Similarly, I know there's also an emerging sector in cellular agriculture where components of foods can be grown and then you can use robotics and automation to then effectively print animal products without involving any actual livestock.
It's all still early days, but no doubt it’s an exciting time to be involved in the industry.
Applying robotics to automate production
Another interesting aspect of digital agriculture is the evolution and application of robots in food production, particularly in horticulture, which tends to be very small scale, very productive and produce high value products. This is another space in which we have some exciting work happening as, traditionally, production processes can be very labour intensive.
When a harvest is ready, often you will see fields of people manually picking the fruits and vegetables. But as it’s seasonal, this workforce is very transient and finding workers for certain highly skilled jobs - such as pruning - can be very difficult. Another challenging factor in recruiting workers can be the repetitive labour aspect and harsh weather conditions, so this makes it very appealing to be mechanised.
One of the robots we’ve developed at QUT, which we called Harvey, is designed to work indoors in glass houses to harvest fruit using computer vision. Another robot we have developed, the AgBot2, can essentially go into the field and help broad-acre farming by doing things like automating the weeding process, which is great for chemical-free weeding for instance.
Automation allows us to not only streamline these tasks but also the ability to do it 24 hours a day, seven days a week, and in conditions that might not be appropriate for manual labourers to work in - making it a very appealing option. The benefits are many and varied.
There are already a handful of commercially available devices out there that can pick fruits, but whether they are economical or not is another question. I would say that’s probably five to 10 years away. My sense is that people have developed prototypes, but the biggest hurdles are accommodating the many variables in the field - like uneven land and variable weather conditions - which makes large broad-acred tasks formally complex.

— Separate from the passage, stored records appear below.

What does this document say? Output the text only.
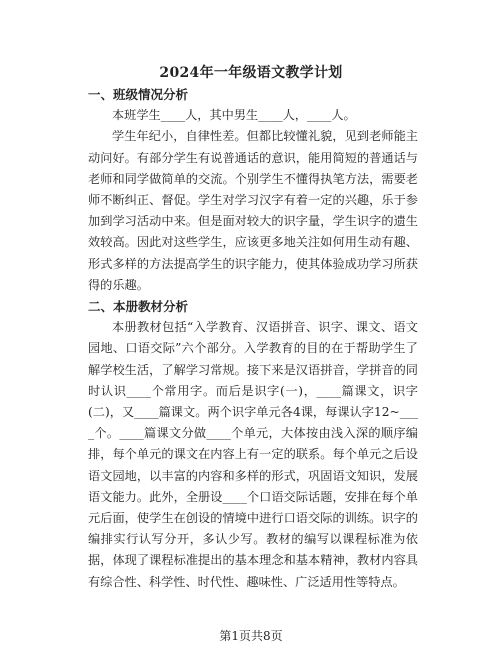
2024年一年级语文教学计划
一、班级情况分析

本班学生____人，其中男生____人，____人。

学生年纪小，自律性差。但都比较懂礼貌，见到老师能主动问好。有部分学生有说普通话的意识，能用简短的普通话与老师和同学做简单的交流。个别学生不懂得执笔方法，需要老师不断纠正、督促。学生对学习汉字有着一定的兴趣，乐于参加到学习活动中来。但是面对较大的识字量，学生识字的遗生效较高。因此对这些学生，应该更多地关注如何用生动有趣、形式多样的方法提高学生的识字能力，使其体验成功学习所获得的乐趣。

二、本册教材分析

本册教材包括“入学教育、汉语拼音、识字、课文、语文园地、口语交际”六个部分。入学教育的目的在于帮助学生了解学校生活，了解学习常规。接下来是汉语拼音，学拼音的同时认识____个常用字。而后是识字(一)，____篇课文，识字(二)，又____篇课文。两个识字单元各4课，每课认字12~____个。____篇课文分做____个单元，大体按由浅入深的顺序编排，每个单元的课文在内容上有一定的联系。每个单元之后设语文园地，以丰富的内容和多样的形式，巩固语文知识，发展语文能力。此外，全册设____个口语交际话题，安排在每个单元后面，使学生在创设的情境中进行口语交际的训练。识字的编排实行认写分开，多认少写。教材的编写以课程标准为依据，体现了课程标准提出的基本理念和基本精神，教材内容具有综合性、科学性、时代性、趣味性、广泛适用性等特点。

第1页共8页
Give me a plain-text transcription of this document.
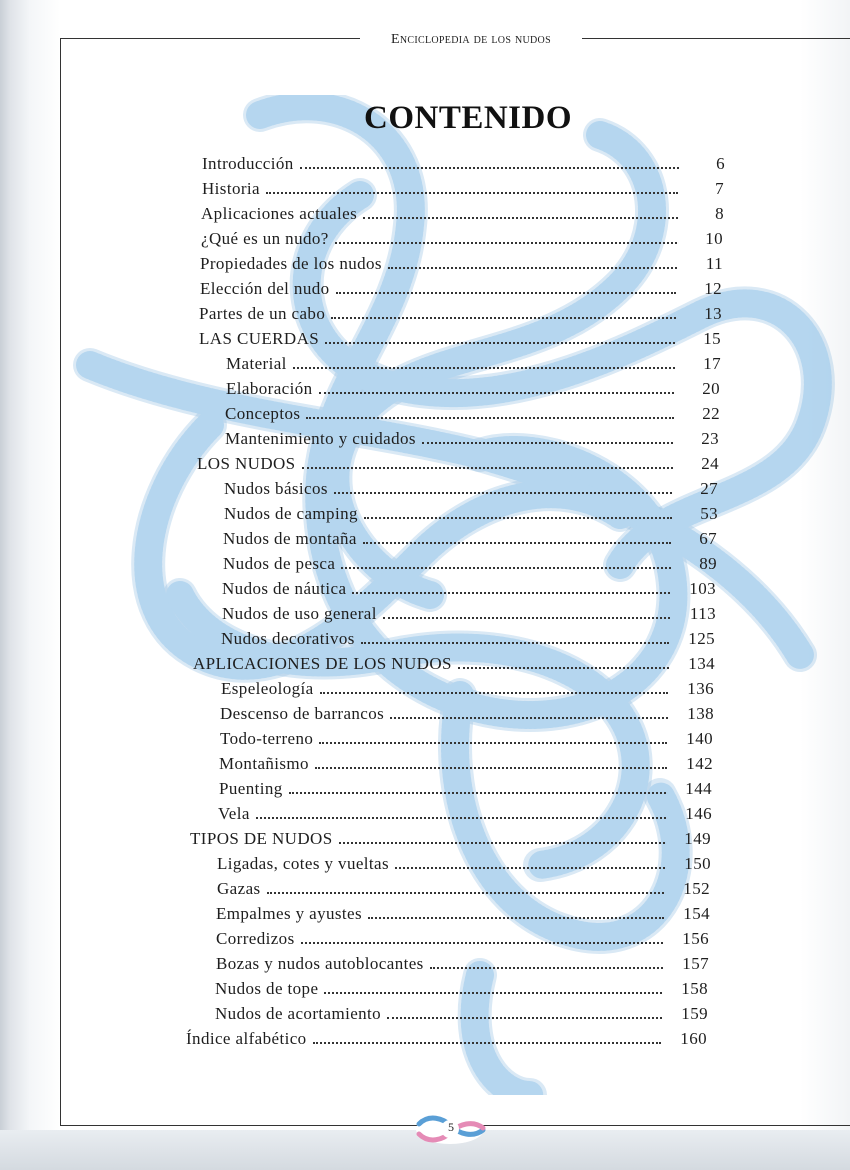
Enciclopedia de los nudos
CONTENIDO
Introducción	6
Historia	7
Aplicaciones actuales	8
¿Qué es un nudo?	10
Propiedades de los nudos	11
Elección del nudo	12
Partes de un cabo	13
LAS CUERDAS	15
Material	17
Elaboración	20
Conceptos	22
Mantenimiento y cuidados	23
LOS NUDOS	24
Nudos básicos	27
Nudos de camping	53
Nudos de montaña	67
Nudos de pesca	89
Nudos de náutica	103
Nudos de uso general	113
Nudos decorativos	125
APLICACIONES DE LOS NUDOS	134
Espeleología	136
Descenso de barrancos	138
Todo-terreno	140
Montañismo	142
Puenting	144
Vela	146
TIPOS DE NUDOS	149
Ligadas, cotes y vueltas	150
Gazas	152
Empalmes y ayustes	154
Corredizos	156
Bozas y nudos autoblocantes	157
Nudos de tope	158
Nudos de acortamiento	159
Índice alfabético	160
5
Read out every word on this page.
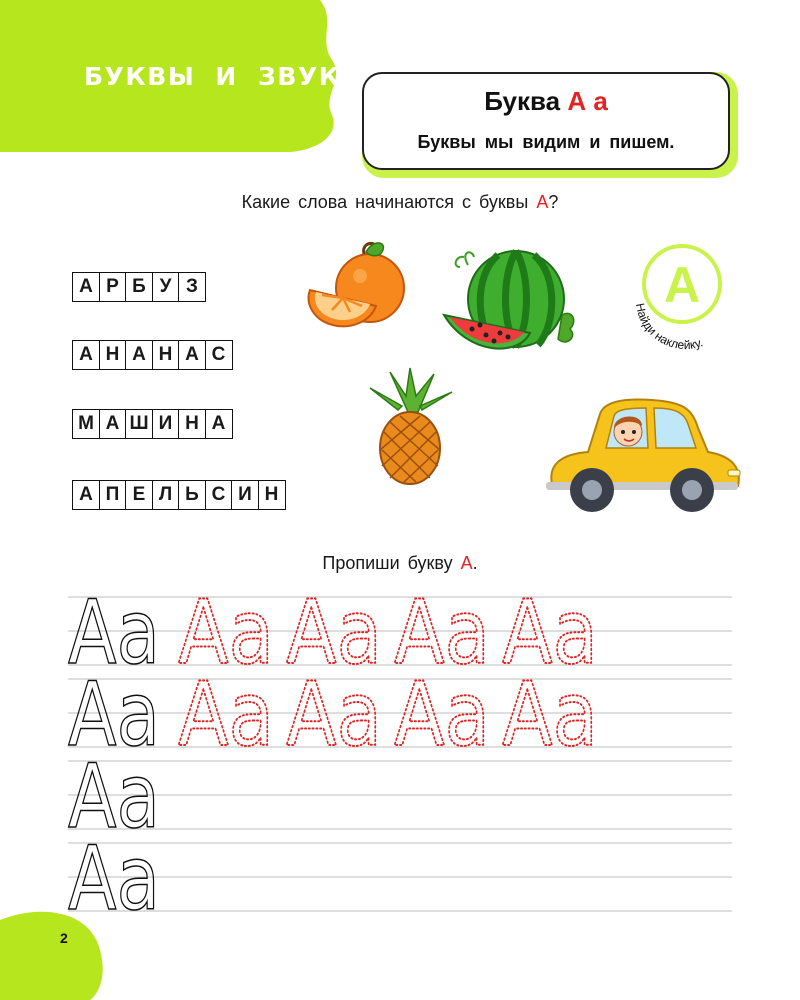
БУКВЫ И ЗВУКИ
Буква А а
Буквы мы видим и пишем.
Какие слова начинаются с буквы А?
А Р Б У З
А Н А Н А С
М А Ш И Н А
А П Е Л Ь С И Н
А
Найди наклейку.
Пропиши букву А.
Аа Аа Аа Аа Аа
Аа Аа Аа Аа Аа
Аа
Аа
2
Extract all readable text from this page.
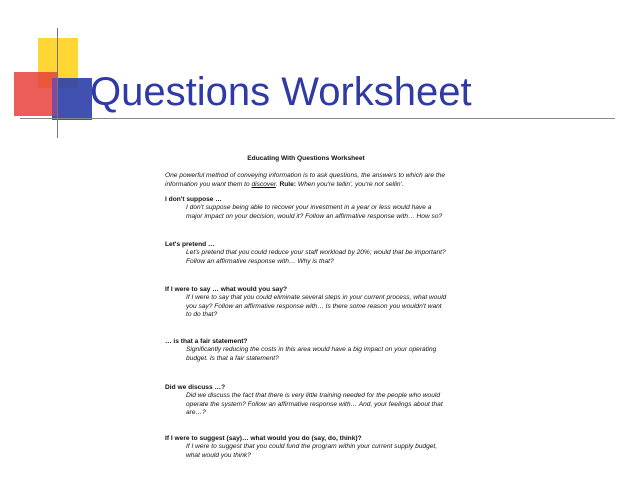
Questions Worksheet
Educating With Questions Worksheet
One powerful method of conveying information is to ask questions, the answers to which are the information you want them to discover. Rule: When you're tellin', you're not sellin'.
I don't suppose …
I don't suppose being able to recover your investment in a year or less would have a major impact on your decision, would it? Follow an affirmative response with… How so?
Let's pretend …
Let's pretend that you could reduce your staff workload by 20%; would that be important? Follow an affirmative response with… Why is that?
If I were to say … what would you say?
If I were to say that you could eliminate several steps in your current process, what would you say? Follow an affirmative response with… Is there some reason you wouldn't want to do that?
… is that a fair statement?
Significantly reducing the costs in this area would have a big impact on your operating budget. Is that a fair statement?
Did we discuss …?
Did we discuss the fact that there is very little training needed for the people who would operate the system? Follow an affirmative response with… And, your feelings about that are…?
If I were to suggest (say)… what would you do (say, do, think)?
If I were to suggest that you could fund the program within your current supply budget, what would you think?
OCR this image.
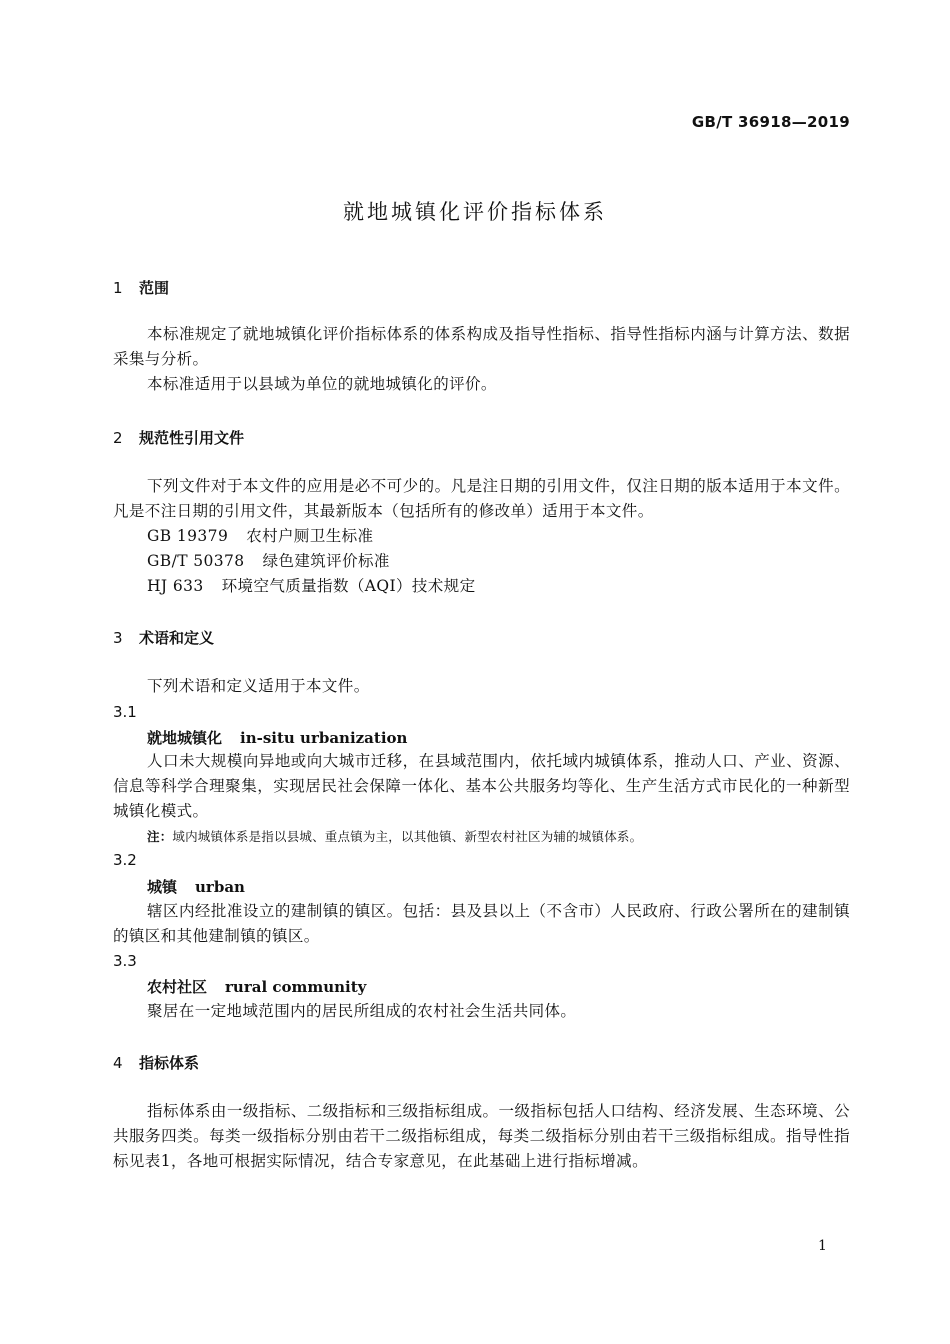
GB/T 36918—2019
就地城镇化评价指标体系
1 范围
本标准规定了就地城镇化评价指标体系的体系构成及指导性指标、指导性指标内涵与计算方法、数据采集与分析。
本标准适用于以县域为单位的就地城镇化的评价。
2 规范性引用文件
下列文件对于本文件的应用是必不可少的。凡是注日期的引用文件，仅注日期的版本适用于本文件。凡是不注日期的引用文件，其最新版本（包括所有的修改单）适用于本文件。
GB 19379 农村户厕卫生标准
GB/T 50378 绿色建筑评价标准
HJ 633 环境空气质量指数（AQI）技术规定
3 术语和定义
下列术语和定义适用于本文件。
3.1
就地城镇化 in-situ urbanization
人口未大规模向异地或向大城市迁移，在县域范围内，依托域内城镇体系，推动人口、产业、资源、信息等科学合理聚集，实现居民社会保障一体化、基本公共服务均等化、生产生活方式市民化的一种新型城镇化模式。
注：域内城镇体系是指以县城、重点镇为主，以其他镇、新型农村社区为辅的城镇体系。
3.2
城镇 urban
辖区内经批准设立的建制镇的镇区。包括：县及县以上（不含市）人民政府、行政公署所在的建制镇的镇区和其他建制镇的镇区。
3.3
农村社区 rural community
聚居在一定地域范围内的居民所组成的农村社会生活共同体。
4 指标体系
指标体系由一级指标、二级指标和三级指标组成。一级指标包括人口结构、经济发展、生态环境、公共服务四类。每类一级指标分别由若干二级指标组成，每类二级指标分别由若干三级指标组成。指导性指标见表1，各地可根据实际情况，结合专家意见，在此基础上进行指标增减。
1
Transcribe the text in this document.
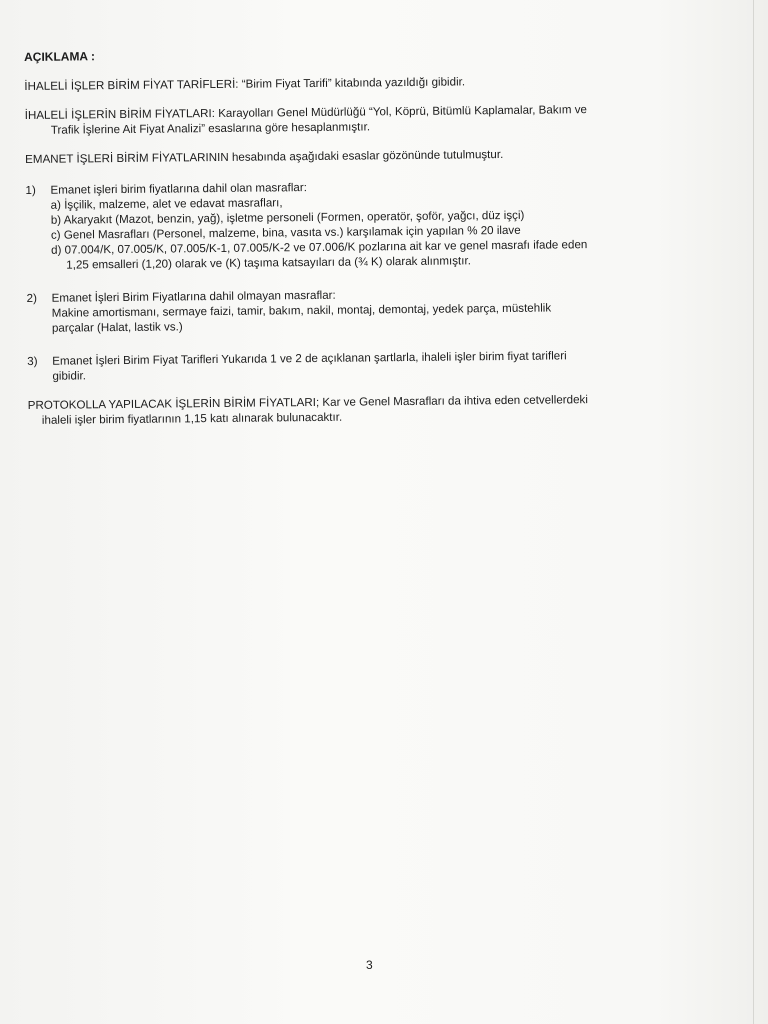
AÇIKLAMA :
İHALELİ İŞLER BİRİM FİYAT TARİFLERİ: “Birim Fiyat Tarifi” kitabında yazıldığı gibidir.
İHALELİ İŞLERİN BİRİM FİYATLARI: Karayolları Genel Müdürlüğü “Yol, Köprü, Bitümlü Kaplamalar, Bakım ve
Trafik İşlerine Ait Fiyat Analizi” esaslarına göre hesaplanmıştır.
EMANET İŞLERİ BİRİM FİYATLARININ hesabında aşağıdaki esaslar gözönünde tutulmuştur.
1)	Emanet işleri birim fiyatlarına dahil olan masraflar:
a) İşçilik, malzeme, alet ve edavat masrafları,
b) Akaryakıt (Mazot, benzin, yağ), işletme personeli (Formen, operatör, şoför, yağcı, düz işçi)
c) Genel Masrafları (Personel, malzeme, bina, vasıta vs.) karşılamak için yapılan % 20 ilave
d) 07.004/K, 07.005/K, 07.005/K-1, 07.005/K-2 ve 07.006/K pozlarına ait kar ve genel masrafı ifade eden
1,25 emsalleri (1,20) olarak ve (K) taşıma katsayıları da (¾ K) olarak alınmıştır.
2)	Emanet İşleri Birim Fiyatlarına dahil olmayan masraflar:
Makine amortismanı, sermaye faizi, tamir, bakım, nakil, montaj, demontaj, yedek parça, müstehlik
parçalar (Halat, lastik vs.)
3)	Emanet İşleri Birim Fiyat Tarifleri Yukarıda 1 ve 2 de açıklanan şartlarla, ihaleli işler birim fiyat tarifleri
gibidir.
PROTOKOLLA YAPILACAK İŞLERİN BİRİM FİYATLARI; Kar ve Genel Masrafları da ihtiva eden cetvellerdeki
ihaleli işler birim fiyatlarının 1,15 katı alınarak bulunacaktır.
3
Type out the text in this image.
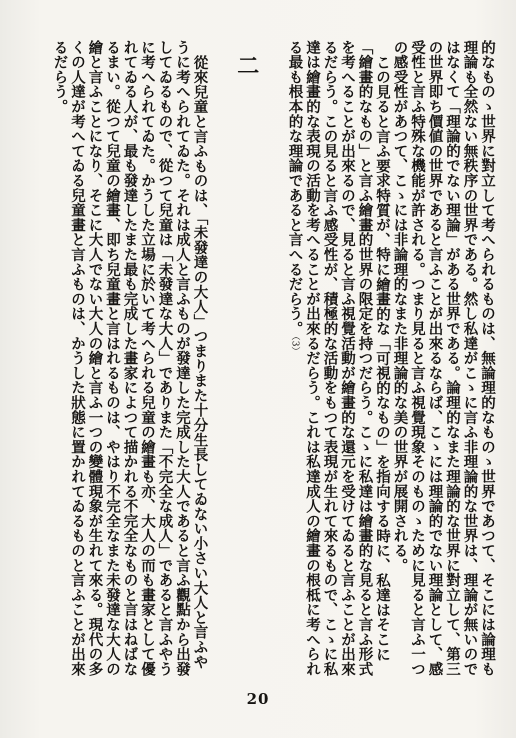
的なものゝ世界に對立して考へられるものは、無論理的なものゝ世界であつて、そこには論理も理論も全然ない無秩序の世界である。然し私達がこゝに言ふ非理論的な世界は、理論が無いのではなくて「理論的でない理論」がある世界である。論理的なまた理論的な世界に對立して、第三の世界即ち價値の世界であると言ふことが出來るならば、こゝには理論的でない理論として、感受性と言ふ特殊な機能が許される。つまり見ると言ふ視覺現象そのものゝために見ると言ふ一つの感受性があつて、こゝには非論理的なまた非理論的な美の世界が展開される。

この見ると言ふ要求特質が、特に繪畫的な「可視的なもの」を指向する時に、私達はそこに「繪畫的なもの」と言ふ繪畫的世界の限定を持つだらう。こゝに私達は繪畫的な見ると言ふ形式を考へることが出來るので、見ると言ふ視覺活動が繪畫的な還元を受けてゐると言ふことが出來るだらう。この見ると言ふ感受性が、積極的な活動をもつて表現が生れて來るもので、こゝに私達は繪畫的な表現の活動を考へることが出來るだらう。これは私達成人の繪畫の根柢に考へられる最も根本的な理論であると言へるだらう。（3）

二

從來兒童と言ふものは、「未發達の大人」つまりまた十分生長してゐない小さい大人と言ふやうに考へられてゐた。それは成人と言ふものが發達した完成した大人であると言ふ觀點から出發してゐるもので、從つて兒童は「未發達な大人」でありまた「不完全な成人」であると言ふやうに考へられてゐた。かうした立場に於いて考へられる兒童の繪畫も亦、大人の而も畫家として優れてゐる人が、最も發達したまた最も完成した畫家によつて描かれる不完全なものと言はねばなるまい。從つて兒童の繪畫、即ち兒童畫と言はれるものは、やはり不完全なまた未發達な大人の繪と言ふことになり、そこに大人でない大人の繪と言ふ一つの變體現象が生れて來る。現代の多くの人達が考へてゐる兒童畫と言ふものは、かうした狀態に置かれてゐるものと言ふことが出來るだらう。

20
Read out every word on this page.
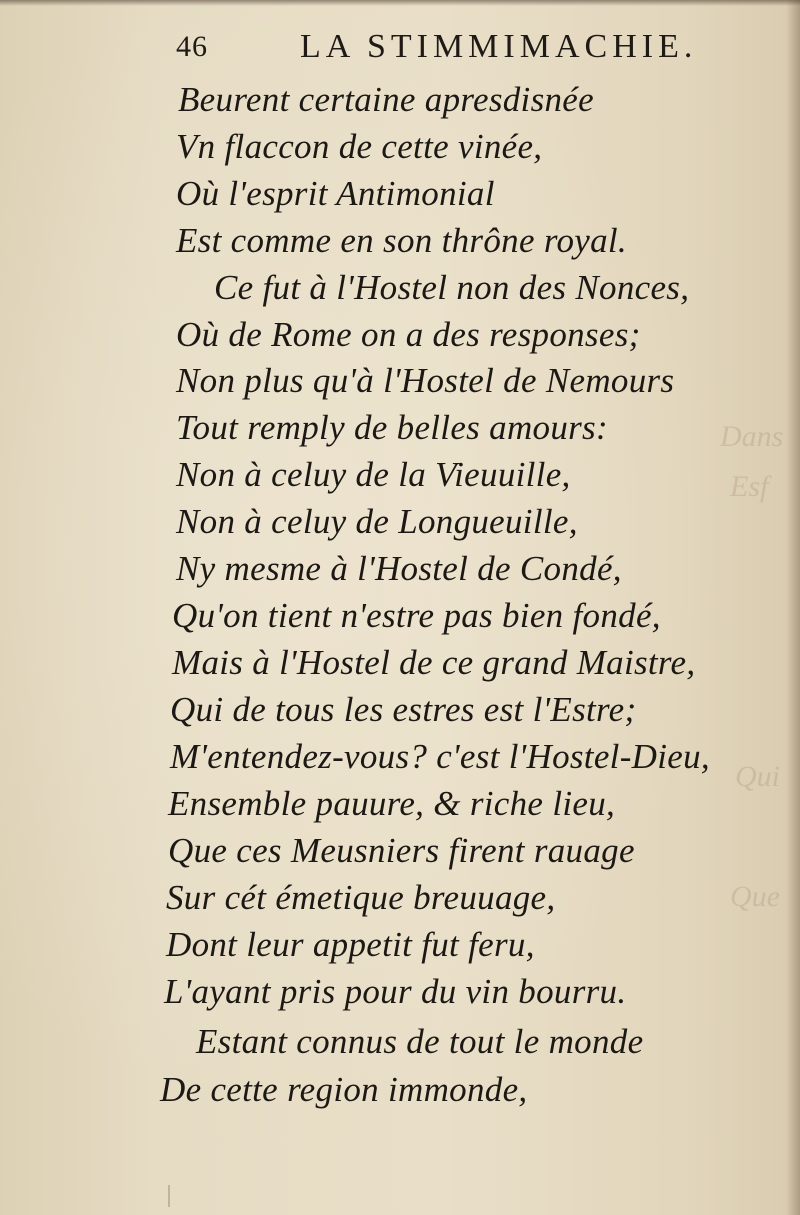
Dans
Esf
Qui
Que
46	LA STIMMIMACHIE.
Beurent certaine apresdisnée
Vn flaccon de cette vinée,
Où l'esprit Antimonial
Est comme en son thrône royal.
Ce fut à l'Hostel non des Nonces,
Où de Rome on a des responses;
Non plus qu'à l'Hostel de Nemours
Tout remply de belles amours:
Non à celuy de la Vieuuille,
Non à celuy de Longueuille,
Ny mesme à l'Hostel de Condé,
Qu'on tient n'estre pas bien fondé,
Mais à l'Hostel de ce grand Maistre,
Qui de tous les estres est l'Estre;
M'entendez-vous? c'est l'Hostel-Dieu,
Ensemble pauure, & riche lieu,
Que ces Meusniers firent rauage
Sur cét émetique breuuage,
Dont leur appetit fut feru,
L'ayant pris pour du vin bourru.
Estant connus de tout le monde
De cette region immonde,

So initially, I think the first robots will be doing some of the simplest tasks, things like packing the fruits and grading vegetables in a very defined environment. The next thing we might see is picking in a glasshouse, because that's slightly more contained and offers a more predictable environment, particularly high value crops like tomatoes and peppers. One day they might be helpful with pollination, which is a huge issue, and in time we would see them in the field.